Islam menjunjung tinggi nilai keadilan untuk memajukan peradaban oleh ilmuwan, ulama, mubalig; dengan tujuan:
1. Menguatkan Literasi Konsep Beragama
Pertama, memperkuat literasi konsep beragama yang bersifat pokok dalam menanamkan nilai tauhid.
Sehingga keyakinan yang dianut umat beragama, tidak mudah tergoyahkan.
2. Memahami Konsep
Kedua, konsep ‘tuhan’ dari masing-masig agama, perlu dipahami.
Agar dapat membedakan konsep ‘Tuhan’ yang universal; dan sebaliknya, menghindari keyakinan bersifat sensitif.
Di satu sisi, tidak mengintervensi kayakinan agama lain, di sisi lain, meyakini masing-masing agama dengan prinsip ‘bagimu agamamu, bagiku agamaku’.
3. Menanamkan Pemahaman
Ketiga, menanamkan pemahaman agama bersifat pemurnian keyakinan masing-masing. Sehingga sinkretisme dapat dihilangkan.
4. UU PNPS 1/1965
Keempat, Indonesia mempunyai Undang-Undang PNPS Nomor 1 Tahun 1965 tentang Pencegahan Penyalahgunaan dan/atau Penodaan Agama.
Pasal 1 menyatakan:
[Setiap orang dilarang dengan sengaja di muka umum menceritakan, menganjurkan, atau mengusahakan dukungan umum, melakukan penafsiran tentang sesuatu agama yang dianut di Indonesia, atau melakukan kegiatan-kegiatan keagamaan yang menyerupai kegiatan-kegiatan keagamaan dari agama itu, penafsiran dan kegiatan mana menyimpang dari pokok-pokok agama itu].
5. Meneguhkan Nalar
Kelima, meneguhkan kembali nalar kehidupan beragama, berdasarkan akal sehat.

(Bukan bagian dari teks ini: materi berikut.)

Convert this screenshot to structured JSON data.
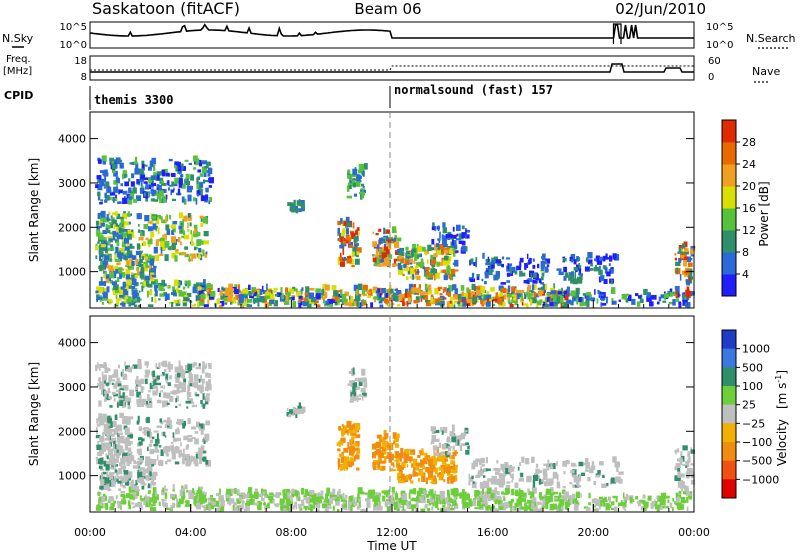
{
  "header": {
    "station": "Saskatoon (fitACF)",
    "beam": "Beam 06",
    "date": "02/Jun/2010"
  },
  "side_labels": {
    "nsky": "N.Sky",
    "freq_line1": "Freq.",
    "freq_line2": "[MHz]",
    "cpid": "CPID",
    "nsearch": "N.Search",
    "nave": "Nave"
  },
  "cpid_segments": [
    {
      "label": "themis 3300",
      "start_hour": 0,
      "end_hour": 12
    },
    {
      "label": "normalsound (fast) 157",
      "start_hour": 12,
      "end_hour": 24
    }
  ],
  "chart_data": [
    {
      "type": "line",
      "name": "noise-panel",
      "y_left_ticks": [
        "10^5",
        "10^0"
      ],
      "y_right_ticks": [
        "10^5",
        "10^0"
      ],
      "xlim": [
        0,
        24
      ]
    },
    {
      "type": "line",
      "name": "frequency-panel",
      "y_left_ticks": [
        "18",
        "8"
      ],
      "y_right_ticks": [
        "60",
        "0"
      ],
      "xlim": [
        0,
        24
      ]
    },
    {
      "type": "heatmap",
      "name": "power-panel",
      "ylabel": "Slant Range [km]",
      "ylim": [
        180,
        4600
      ],
      "y_ticks": [
        1000,
        2000,
        3000,
        4000
      ],
      "xlim": [
        0,
        24
      ],
      "colorbar": {
        "label": "Power [dB]",
        "ticks": [
          "4",
          "8",
          "12",
          "16",
          "20",
          "24",
          "28"
        ],
        "colors": [
          "#1e1eff",
          "#2a6ad8",
          "#2f8f6a",
          "#55c23a",
          "#d9e000",
          "#f0a020",
          "#e86a00",
          "#e02a00"
        ]
      }
    },
    {
      "type": "heatmap",
      "name": "velocity-panel",
      "ylabel": "Slant Range [km]",
      "ylim": [
        180,
        4600
      ],
      "y_ticks": [
        1000,
        2000,
        3000,
        4000
      ],
      "xlim": [
        0,
        24
      ],
      "xlabel": "Time UT",
      "x_ticks": [
        "00:00",
        "04:00",
        "08:00",
        "12:00",
        "16:00",
        "20:00",
        "00:00"
      ],
      "colorbar": {
        "label_main": "Velocity",
        "label_unit": "[m s",
        "label_sup": "-1",
        "label_close": "]",
        "ticks": [
          "1000",
          "500",
          "100",
          "25",
          "−25",
          "−100",
          "−500",
          "−1000"
        ],
        "colors": [
          "#1e3cc8",
          "#3a78e0",
          "#2f8f6a",
          "#6ccf3a",
          "#bfbfbf",
          "#f2b000",
          "#f08c10",
          "#f05010",
          "#e00000"
        ]
      }
    }
  ]
}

Dengan dasar, “Apakah kalian tidak memikirkan/merenungkan isi Al-Qur’an atau hati mereka terkunci,” (QS. Muhammad: 24).
Menghidupkan akal sehat dalam bingkai konstitusi merupakan kewajiban setiap warga, hingga pejabat negara.
Sebab, Indonesia adalah negara hukum. Ada konsekuensi bagi semua pihak mematuhi konstitusi.
Baca Juga:
Indonesia bukan negara agama, karena tidak menjadikan agama tertentu sebagai dasar negara.

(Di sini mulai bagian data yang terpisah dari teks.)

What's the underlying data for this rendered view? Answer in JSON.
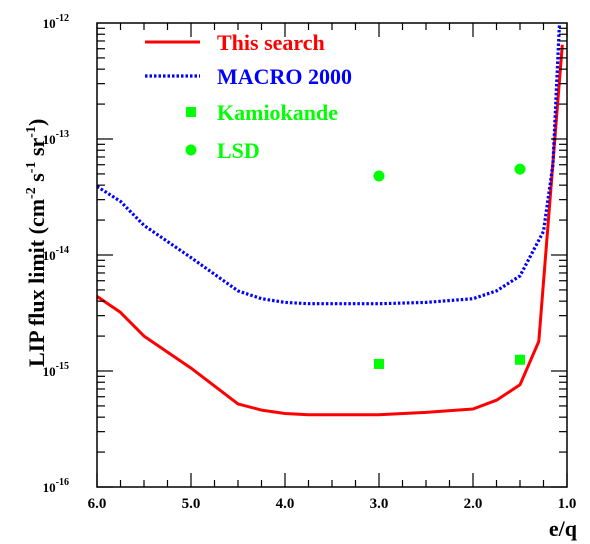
{
  "chart_data": {
    "type": "line",
    "xlabel": "e/q",
    "ylabel": "LIP flux limit (cm^-2 s^-1 sr^-1)",
    "ylabel_parts": {
      "main": "LIP flux limit (cm",
      "e1": "-2",
      "s": " s",
      "e2": "-1",
      "sr": " sr",
      "e3": "-1",
      "close": ")"
    },
    "x_axis": {
      "reversed": true,
      "range": [
        6.0,
        1.0
      ],
      "ticks": [
        "6.0",
        "5.0",
        "4.0",
        "3.0",
        "2.0",
        "1.0"
      ]
    },
    "y_axis": {
      "scale": "log",
      "range": [
        1e-16,
        1e-12
      ],
      "ticks": [
        {
          "base": "10",
          "exp": "-16"
        },
        {
          "base": "10",
          "exp": "-15"
        },
        {
          "base": "10",
          "exp": "-14"
        },
        {
          "base": "10",
          "exp": "-13"
        },
        {
          "base": "10",
          "exp": "-12"
        }
      ]
    },
    "grid": false,
    "legend_position": "top-left",
    "series": [
      {
        "name": "This search",
        "style": "solid",
        "color": "#ff0000",
        "x": [
          6.0,
          5.75,
          5.5,
          5.0,
          4.5,
          4.25,
          4.0,
          3.75,
          3.5,
          3.0,
          2.5,
          2.0,
          1.75,
          1.5,
          1.3,
          1.05
        ],
        "y": [
          4.4e-15,
          3.2e-15,
          2e-15,
          1.06e-15,
          5.2e-16,
          4.6e-16,
          4.3e-16,
          4.2e-16,
          4.2e-16,
          4.2e-16,
          4.4e-16,
          4.7e-16,
          5.6e-16,
          7.6e-16,
          1.8e-15,
          6.5e-13
        ]
      },
      {
        "name": "MACRO 2000",
        "style": "dotted",
        "color": "#0000ff",
        "x": [
          6.0,
          5.75,
          5.5,
          5.0,
          4.5,
          4.25,
          4.0,
          3.75,
          3.5,
          3.0,
          2.5,
          2.0,
          1.75,
          1.5,
          1.25,
          1.15,
          1.08
        ],
        "y": [
          3.9e-14,
          2.9e-14,
          1.8e-14,
          9.5e-15,
          4.9e-15,
          4.2e-15,
          3.9e-15,
          3.8e-15,
          3.8e-15,
          3.8e-15,
          3.9e-15,
          4.2e-15,
          4.9e-15,
          6.6e-15,
          1.6e-14,
          6e-14,
          1e-12
        ]
      },
      {
        "name": "Kamiokande",
        "style": "marker-square",
        "color": "#00ff00",
        "x": [
          3.0,
          1.5
        ],
        "y": [
          1.15e-15,
          1.25e-15
        ]
      },
      {
        "name": "LSD",
        "style": "marker-circle",
        "color": "#00ff00",
        "x": [
          3.0,
          1.5
        ],
        "y": [
          4.8e-14,
          5.5e-14
        ]
      }
    ]
  }
}
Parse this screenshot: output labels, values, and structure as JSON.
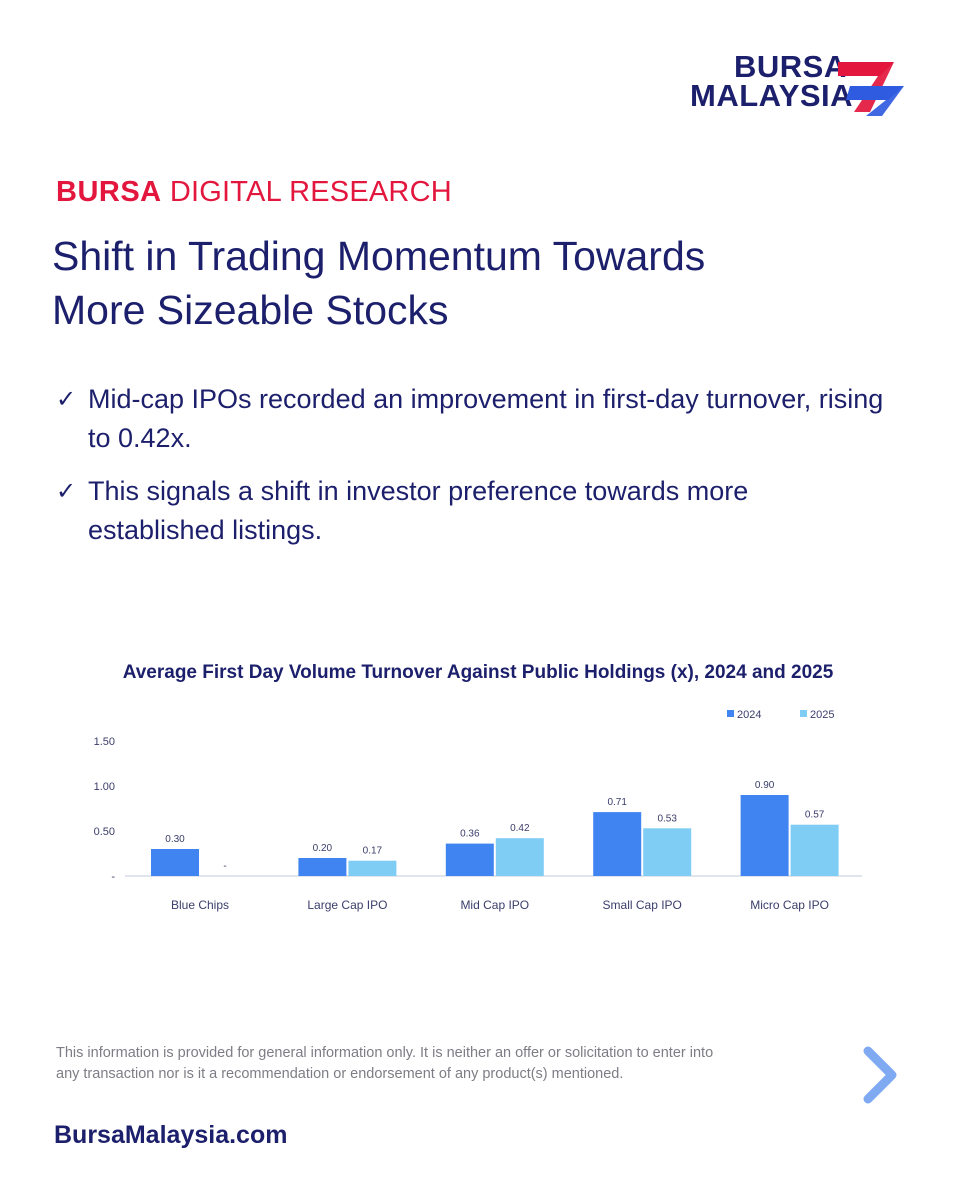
{
  "brand": {
    "logo_line1": "BURSA",
    "logo_line2": "MALAYSIA",
    "colors": {
      "navy": "#1c1f6b",
      "red": "#e3173e",
      "blue": "#2f5be0",
      "bar2024": "#3f84f1",
      "bar2025": "#7fcdf5"
    }
  },
  "header": {
    "eyebrow_bold": "BURSA",
    "eyebrow_rest": " DIGITAL RESEARCH",
    "title_line1": "Shift in Trading Momentum Towards",
    "title_line2": "More Sizeable Stocks"
  },
  "bullets": [
    {
      "check": "✓",
      "text": "Mid-cap IPOs recorded an improvement in first-day turnover, rising to 0.42x."
    },
    {
      "check": "✓",
      "text": "This signals a shift in investor preference towards more established listings."
    }
  ],
  "chart_data": {
    "type": "bar",
    "title": "Average First Day Volume Turnover Against Public Holdings (x), 2024 and 2025",
    "categories": [
      "Blue Chips",
      "Large Cap IPO",
      "Mid Cap IPO",
      "Small Cap IPO",
      "Micro Cap IPO"
    ],
    "series": [
      {
        "name": "2024",
        "values": [
          0.3,
          0.2,
          0.36,
          0.71,
          0.9
        ],
        "labels": [
          "0.30",
          "0.20",
          "0.36",
          "0.71",
          "0.90"
        ]
      },
      {
        "name": "2025",
        "values": [
          0,
          0.17,
          0.42,
          0.53,
          0.57
        ],
        "labels": [
          "-",
          "0.17",
          "0.42",
          "0.53",
          "0.57"
        ]
      }
    ],
    "yticks": [
      0,
      0.5,
      1.0,
      1.5
    ],
    "ytick_labels": [
      "-",
      "0.50",
      "1.00",
      "1.50"
    ],
    "ylim": [
      0,
      1.5
    ],
    "legend_position": "top-right",
    "grid": false
  },
  "footer": {
    "disclaimer": "This information is provided for general information only. It is neither an offer or solicitation to enter into any transaction nor is it a recommendation or endorsement of any product(s) mentioned.",
    "site": "BursaMalaysia.com",
    "next_icon": "chevron-right-icon"
  }
}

Namun, Indonesia sebagai negara beragama, yakni mengakui banyak agama dan keyakinan berdasarkan UUD 1945.
Kehidupan beragama diatur konsitusi dengan memberikan ruang kepada pemeluk agama.

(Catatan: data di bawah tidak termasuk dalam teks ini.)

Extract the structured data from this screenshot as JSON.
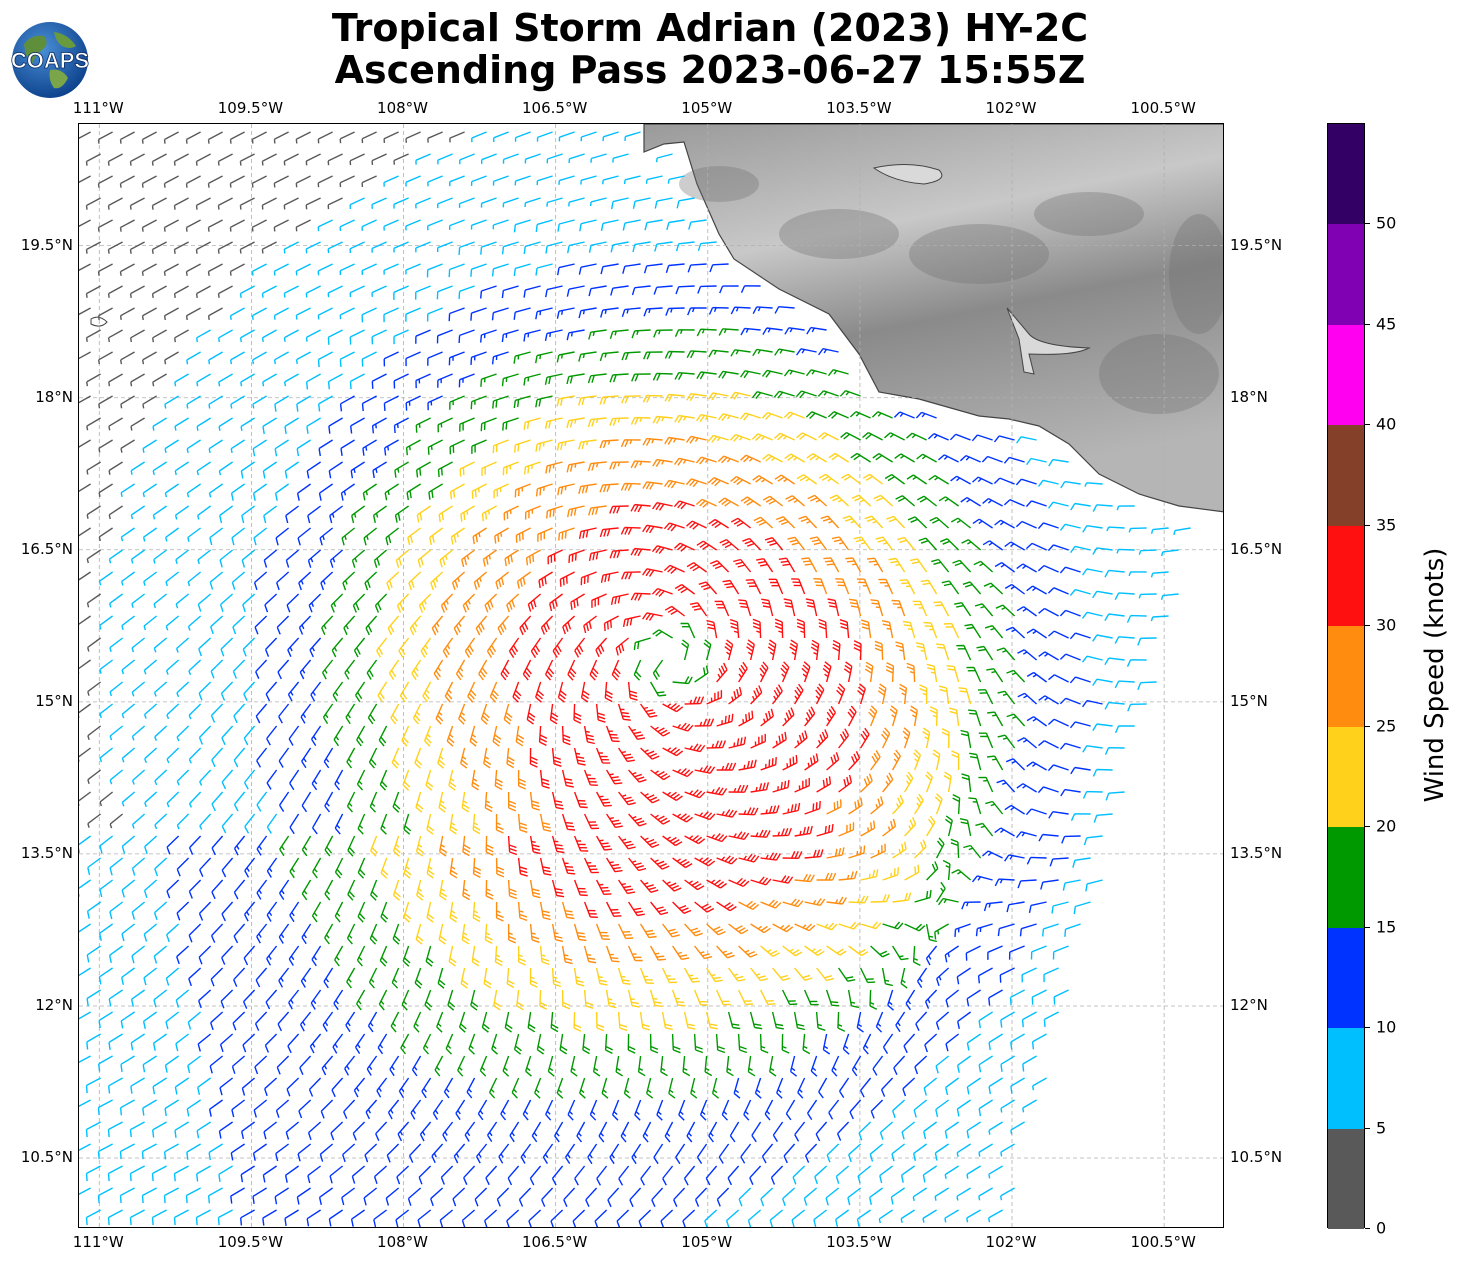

Bagi pemeluk agama, perlu paham beragama dalam konteks bernegara.
Sebab, negara menjamin dan memberikan kebebasan beragama, seperti ditegaskan UUD Pasal 29 ayat (2):
[Bahwa negara menjamin kemerdekaan tiap-tiap penduduk memeluk agamanya masing-masing dan beribadat menurut agamanya dan kepercayaannya itu].
Sebaliknya, adanya pandangan yang mengatakan agama melalui tokoh agama menjadi sumber kekacauan, merupakan pandangan naif dan penuh kebencian.
Sebab yang terjadi, meminjam ungkapan Wakil Presiden RI (2004-2009) dan (2014-2019) Jusuf Kalla:
“Yang menjadi sumber kekacauan di Tanah Air adalah para pendengung, maka harus ditertibkan aparat penegak hukum.”
Sejatinya, kehidupan beragama merupakan ikhtiar mewujudkan rasa aman, damai, sejahtera; berdasarkan keadilan.
Sebaliknya, kehidupan yang menimbulkan kekhawatiran, ketakutan; merupakan praktik yang bertentangan dengan akal sehat beragama.